Highlights & Insights¶
- The AoT data format elegantly combines the reasoning enhancement of CoT with the efficiency advantage of the truncation strategy, striking an optimal balance between "reason before acting" and "extract action, discard reasoning."
- Training exclusively on Very Hard tasks enables zero-shot generalization to Easy and Hard tasks and even cross-game generalization, suggesting that tactical logic learned under high-difficulty combat is transferable.
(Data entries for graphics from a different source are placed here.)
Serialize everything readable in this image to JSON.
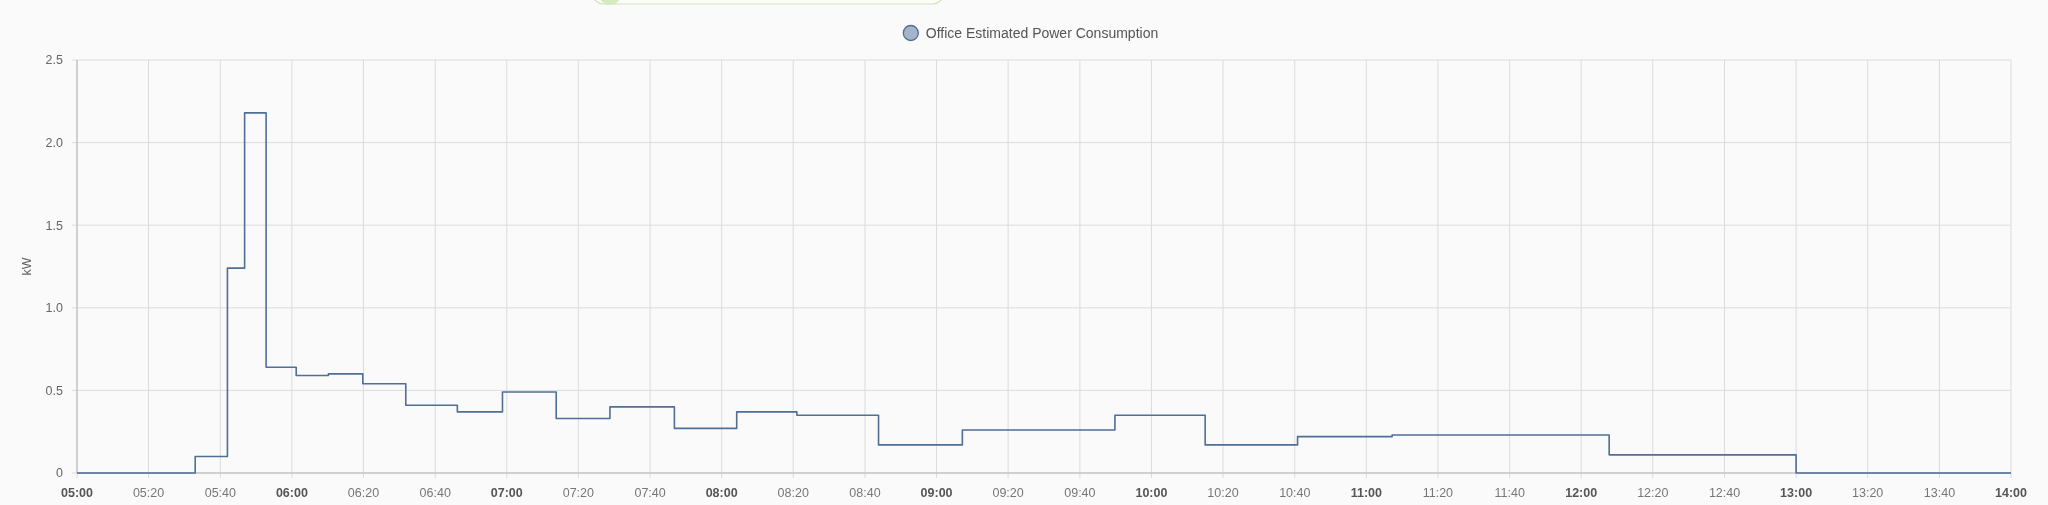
{
  "chart_data": {
    "type": "step",
    "ylabel": "kW",
    "legend": "top",
    "grid": true,
    "xlim": [
      5,
      14
    ],
    "ylim": [
      0,
      2.5
    ],
    "xticks": [
      {
        "value": 5,
        "label": "05:00"
      },
      {
        "value": 5.333,
        "label": "05:20"
      },
      {
        "value": 5.667,
        "label": "05:40"
      },
      {
        "value": 6,
        "label": "06:00"
      },
      {
        "value": 6.333,
        "label": "06:20"
      },
      {
        "value": 6.667,
        "label": "06:40"
      },
      {
        "value": 7,
        "label": "07:00"
      },
      {
        "value": 7.333,
        "label": "07:20"
      },
      {
        "value": 7.667,
        "label": "07:40"
      },
      {
        "value": 8,
        "label": "08:00"
      },
      {
        "value": 8.333,
        "label": "08:20"
      },
      {
        "value": 8.667,
        "label": "08:40"
      },
      {
        "value": 9,
        "label": "09:00"
      },
      {
        "value": 9.333,
        "label": "09:20"
      },
      {
        "value": 9.667,
        "label": "09:40"
      },
      {
        "value": 10,
        "label": "10:00"
      },
      {
        "value": 10.333,
        "label": "10:20"
      },
      {
        "value": 10.667,
        "label": "10:40"
      },
      {
        "value": 11,
        "label": "11:00"
      },
      {
        "value": 11.333,
        "label": "11:20"
      },
      {
        "value": 11.667,
        "label": "11:40"
      },
      {
        "value": 12,
        "label": "12:00"
      },
      {
        "value": 12.333,
        "label": "12:20"
      },
      {
        "value": 12.667,
        "label": "12:40"
      },
      {
        "value": 13,
        "label": "13:00"
      },
      {
        "value": 13.333,
        "label": "13:20"
      },
      {
        "value": 13.667,
        "label": "13:40"
      },
      {
        "value": 14,
        "label": "14:00"
      }
    ],
    "yticks": [
      0,
      0.5,
      {
        "value": 1,
        "label": "1.0"
      },
      1.5,
      {
        "value": 2,
        "label": "2.0"
      },
      2.5
    ],
    "x": [
      5,
      5.55,
      5.7,
      5.78,
      5.88,
      6.02,
      6.17,
      6.33,
      6.53,
      6.77,
      6.98,
      7.23,
      7.48,
      7.78,
      8.07,
      8.35,
      8.73,
      9.12,
      9.83,
      10.25,
      10.68,
      11.12,
      12.13,
      13,
      14
    ],
    "series": [
      {
        "name": "Office Estimated Power Consumption",
        "color": "#4f6f97",
        "values": [
          0,
          0.1,
          1.24,
          2.18,
          0.64,
          0.59,
          0.6,
          0.54,
          0.41,
          0.37,
          0.49,
          0.33,
          0.4,
          0.27,
          0.37,
          0.35,
          0.17,
          0.26,
          0.35,
          0.17,
          0.22,
          0.23,
          0.11,
          0,
          0
        ]
      }
    ]
  }
}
- The modality contrastive loss effectively mitigates action class imbalance by aligning the visual and action semantic spaces.
Limitations & Future Work¶
- Inference currently requires pausing the game to await model output, and true real-time control has not yet been achieved.
- The training dataset comprises only approximately 5K high-quality AoT samples, limiting data scale.
- Generalization to more diverse game genres beyond the two evaluated titles remains to be verified.
- The action space is relatively fixed (10 actions); more complex combo systems may require extension.
Related Work & Insights¶
- The approach shares conceptual similarities with robot VLA models such as RT-2 but incorporates real-time optimizations tailored to game environments.
- The AoT format is generalizable to other embodied AI scenarios requiring real-time decision-making, such as autonomous driving and robotic manipulation.
- The truncated inference strategy is broadly applicable to any scenario requiring reduced VLM inference latency.
Rating¶
- Novelty: ⭐⭐⭐⭐ First efficient VLA targeting 3D ARPG combat; AoT combined with truncated inference is a notable contribution.
- Experimental Thoroughness: ⭐⭐⭐⭐ Multi-dimensional evaluation (benchmarks, real-world combat, cross-game transfer) with comprehensive ablations.
- Writing Quality: ⭐⭐⭐⭐ Clear structure, well-designed figures and tables, coherent narrative.
- Value: ⭐⭐⭐⭐ Provides a practical solution for real-time decision-making in game AI and embodied intelligence.